Finding the shortest network

If all possible Steiner points exist, the shortest network linking four points is obtained by joining up the points to two Steiner points within the quadrilateral formed by the vertices. To see how this works, pick points $P,Q$ inside the quadrilateral rotate the triangle $APD$ through $60^\circ$ about the point $A$ to form the triangle $AP_1X$ , thereby creating the equilateral triangle $ADX$ . Similarly, rotate the triangle $CQB$ through $60^\circ$ about $C$ to form the triangle $CQ_1Y$ and the equilateral triangle $CBY$ . Note that $APP_1$ and $CQQ_1$ are also equilateral triangles, and hence $AP + DP + PQ + BQ + CQ \; = \; PP_1 + XP_1 + PQ + Q_1Y + QQ_1 \; \ge \; XY$ and so the length of any network formed by joining $A,D$ to $P$ , $P$ to $Q$ and $B,C$ to $Q$ is greater than or equal to the length $XY$ . Moreover, this length can be achieved if it is possible to choose $P,Q$ such that $P,Q,P_1,Q_1$ all lie on the line $XY$ . This will happen if the angles $\angle APD$ , $\angle DPQ$ , $\angle QPA$ , $\angle PQB$ , $\angle BQC$ and $\angle CQP$ are all $120^\circ$ . The first diagram above shows that this is possible. The second diagram also shows that it is possible to construct a pair of Steiner points if the vertices of the quadrilateral are to be joined in the other pairing. The minimum length of such a network is $X'Y'$ . It remains to show which of $XY$ and $X'Y'$ is the shorter.

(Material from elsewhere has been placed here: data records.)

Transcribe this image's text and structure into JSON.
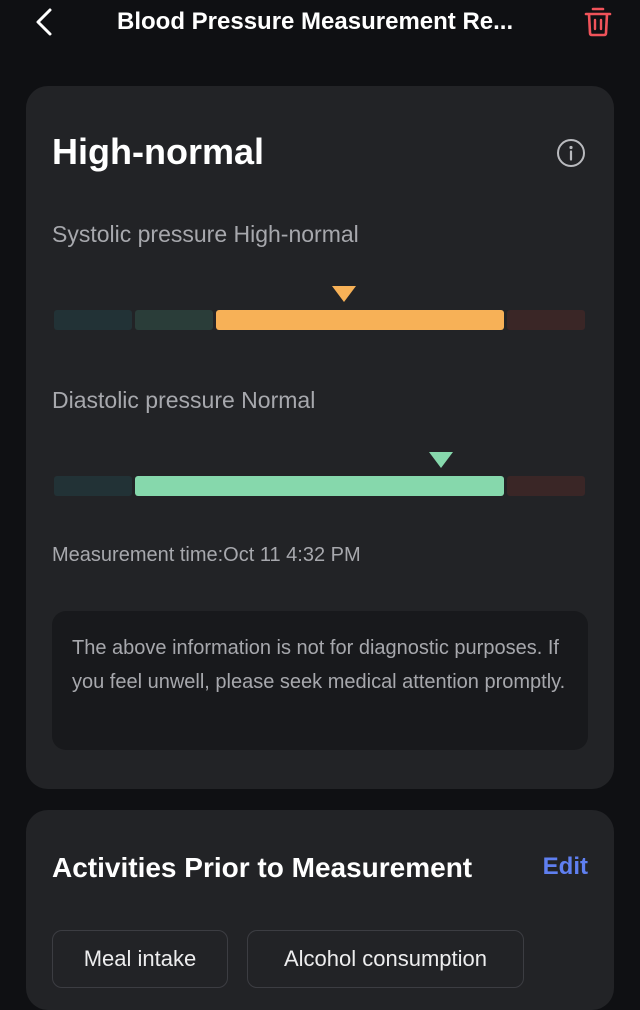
{
  "header": {
    "title": "Blood Pressure Measurement Re...",
    "back_icon": "chevron-left-icon",
    "delete_icon": "trash-icon",
    "delete_color": "#f0535a"
  },
  "result": {
    "status": "High-normal",
    "info_icon": "info-icon",
    "systolic": {
      "label": "Systolic pressure High-normal",
      "active_segment": "high-normal",
      "marker_position": 0.55,
      "active_color": "#f7b157"
    },
    "diastolic": {
      "label": "Diastolic pressure Normal",
      "active_segment": "normal",
      "marker_position": 0.73,
      "active_color": "#86d8ac"
    },
    "measurement_time": "Measurement time:Oct 11 4:32 PM",
    "disclaimer": "The above information is not for diagnostic purposes. If you feel unwell, please seek medical attention promptly."
  },
  "activities": {
    "title": "Activities Prior to Measurement",
    "edit_label": "Edit",
    "accent_color": "#5f7ff0",
    "items": [
      "Meal intake",
      "Alcohol consumption"
    ]
  }
}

It is easy to show that $X,Y,X',Y'$ have coordinates $\begin{array}{rlcrl}X \; & \big(\tfrac12(1-3\sqrt{3}), \tfrac12(3+\sqrt{3})\big) &\hspace{1cm}& Y\; & \big(\tfrac12(9+3\sqrt{3}),\tfrac12(5+\sqrt{3})\big) \\ X' \; & \big(\tfrac12(5+\sqrt{3}),\tfrac12(1 - 5\sqrt{3})\big) & & Y'\; & \big(\tfrac12(5 - \sqrt{3}),\tfrac12(7+3\sqrt{3})\big) \end{array}$ so that $\begin{array}{rclcrcl} XY & = & \sqrt{(4 + 3\sqrt{3})^2 + 1^2} & \hspace{2cm}& X'Y' & = & \sqrt{\sqrt{3}^2 + (3 + 4\sqrt{3})^2} \\ & = & \sqrt{44 + 24\sqrt{3}} & & & = & \sqrt{60 + 24\sqrt{3}} \end{array}$ and so the shortest network has length $XY$ , making the answer $44 + 24 + 3 = \boxed{71}$ .